From what I understand, high resolution digital photography is 'mad overrated', and modern humans associate 'vintage looking photographs' with authenticity. Many buzzbands choose not to utilize a hi-res photo, and instead choose to go 'lofi' because it makes their brand look authentic before u can even stream an MP3.
Do u like bands who have album art/mp3 photos that look 'vintage'?
Is it more alt to look like ur from the past instead of from the future?
Do buzzbands need to 'give up' on trying to inspire listeners to feel like they are entering nostalgic zones?
This is basically the 'thesis' of the article. Most other sentences attempt to explain what particular album covers look like + what 'aesthetic' they achieve:
A lot of indie artists lately have felt something similar, it seems. Artists who sound about as different from each other as Vampire Weekend and the Dum Dum Girls have embraced the look and feel of old, amateur photography, often featuring images of childhood and family. Stuart McLamb of the Love Language found a great image of his mother-- literally beaming in the unintended glare of a too-hot flash at night, and thought it the perfect album cover.
Wonder if I still need to go to design school, or if I can just browse indie blogs to learn abt modern bloggable aesthetics.
Wonder if bands are going to have to stop using vintage photogs in case their 'go mainstream' and some old lady from the 1940s decides to sue them for using her polaroid.

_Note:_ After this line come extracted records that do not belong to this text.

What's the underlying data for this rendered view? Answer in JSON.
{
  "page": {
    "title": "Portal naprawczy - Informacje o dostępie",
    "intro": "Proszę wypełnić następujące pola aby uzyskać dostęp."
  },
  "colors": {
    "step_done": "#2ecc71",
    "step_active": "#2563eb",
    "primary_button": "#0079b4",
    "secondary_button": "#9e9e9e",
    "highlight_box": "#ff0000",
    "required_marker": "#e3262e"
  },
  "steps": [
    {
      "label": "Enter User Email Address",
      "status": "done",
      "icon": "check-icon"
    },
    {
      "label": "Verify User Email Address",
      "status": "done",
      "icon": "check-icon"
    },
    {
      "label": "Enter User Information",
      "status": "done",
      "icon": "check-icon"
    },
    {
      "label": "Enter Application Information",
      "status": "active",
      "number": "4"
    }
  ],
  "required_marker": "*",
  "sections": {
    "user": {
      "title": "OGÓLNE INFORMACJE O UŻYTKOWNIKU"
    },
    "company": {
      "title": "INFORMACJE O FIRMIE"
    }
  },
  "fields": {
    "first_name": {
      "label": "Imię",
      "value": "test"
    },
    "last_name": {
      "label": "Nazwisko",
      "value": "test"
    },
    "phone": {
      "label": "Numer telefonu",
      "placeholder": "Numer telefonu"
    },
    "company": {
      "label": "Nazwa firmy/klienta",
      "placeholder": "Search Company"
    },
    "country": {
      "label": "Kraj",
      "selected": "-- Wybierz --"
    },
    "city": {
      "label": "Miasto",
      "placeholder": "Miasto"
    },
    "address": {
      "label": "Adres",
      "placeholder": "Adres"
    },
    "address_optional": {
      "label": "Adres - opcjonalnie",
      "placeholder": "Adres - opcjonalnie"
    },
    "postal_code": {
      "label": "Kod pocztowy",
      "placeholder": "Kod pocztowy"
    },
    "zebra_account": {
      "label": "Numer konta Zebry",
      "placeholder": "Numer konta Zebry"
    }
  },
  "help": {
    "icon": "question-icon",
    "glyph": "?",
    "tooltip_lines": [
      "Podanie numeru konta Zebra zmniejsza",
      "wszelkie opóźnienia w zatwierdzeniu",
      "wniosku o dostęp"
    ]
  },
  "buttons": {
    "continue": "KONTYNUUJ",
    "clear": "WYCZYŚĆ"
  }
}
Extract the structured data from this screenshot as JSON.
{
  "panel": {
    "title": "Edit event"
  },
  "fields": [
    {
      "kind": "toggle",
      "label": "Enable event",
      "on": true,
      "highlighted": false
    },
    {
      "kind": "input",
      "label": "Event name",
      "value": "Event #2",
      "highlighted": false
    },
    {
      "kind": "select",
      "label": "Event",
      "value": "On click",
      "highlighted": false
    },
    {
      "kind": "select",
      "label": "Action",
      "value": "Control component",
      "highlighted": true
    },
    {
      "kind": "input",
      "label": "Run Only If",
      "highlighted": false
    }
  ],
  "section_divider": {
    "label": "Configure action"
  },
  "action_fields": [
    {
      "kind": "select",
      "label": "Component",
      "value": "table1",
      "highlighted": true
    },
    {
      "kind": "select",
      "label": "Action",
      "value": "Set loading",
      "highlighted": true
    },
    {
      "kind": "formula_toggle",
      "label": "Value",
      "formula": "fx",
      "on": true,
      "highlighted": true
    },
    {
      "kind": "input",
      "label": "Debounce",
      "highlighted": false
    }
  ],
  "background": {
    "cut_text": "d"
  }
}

Here is some paragraph where the writer talks about 'getting turned on' when he first saw the Contra album cover because his peen 'gets hard' 2 vintage photographs:
Last September, a photo of a girl with a blank expression and a popped collar appeared online without any context. A few people assumed it was a viral ad, but most were drawn to it for reasons they couldn't quite place. Some combination of the girl's wide-eyed, deer-in-the-headlights stare, the Polo logo on her shirt, her slightly open mouth, the pinkish tone, and muted palette of the photograph suggested it was a "found" picture, or maybe a long-forgotten entry into Andy Warhol's Polaroid series. As it happened, the photo turned out to be the cover art for Vampire Weekend's second album. A few months later, an equally evocative, slightly older, and more private seeming snapshot of a woman, caught off guard while getting something from her closet, adorned the cover of the Dum Dum Girls' first LP I Will Be. As with the Contra photo, the questions arose quickly:Why her? Who is she? Why this photo?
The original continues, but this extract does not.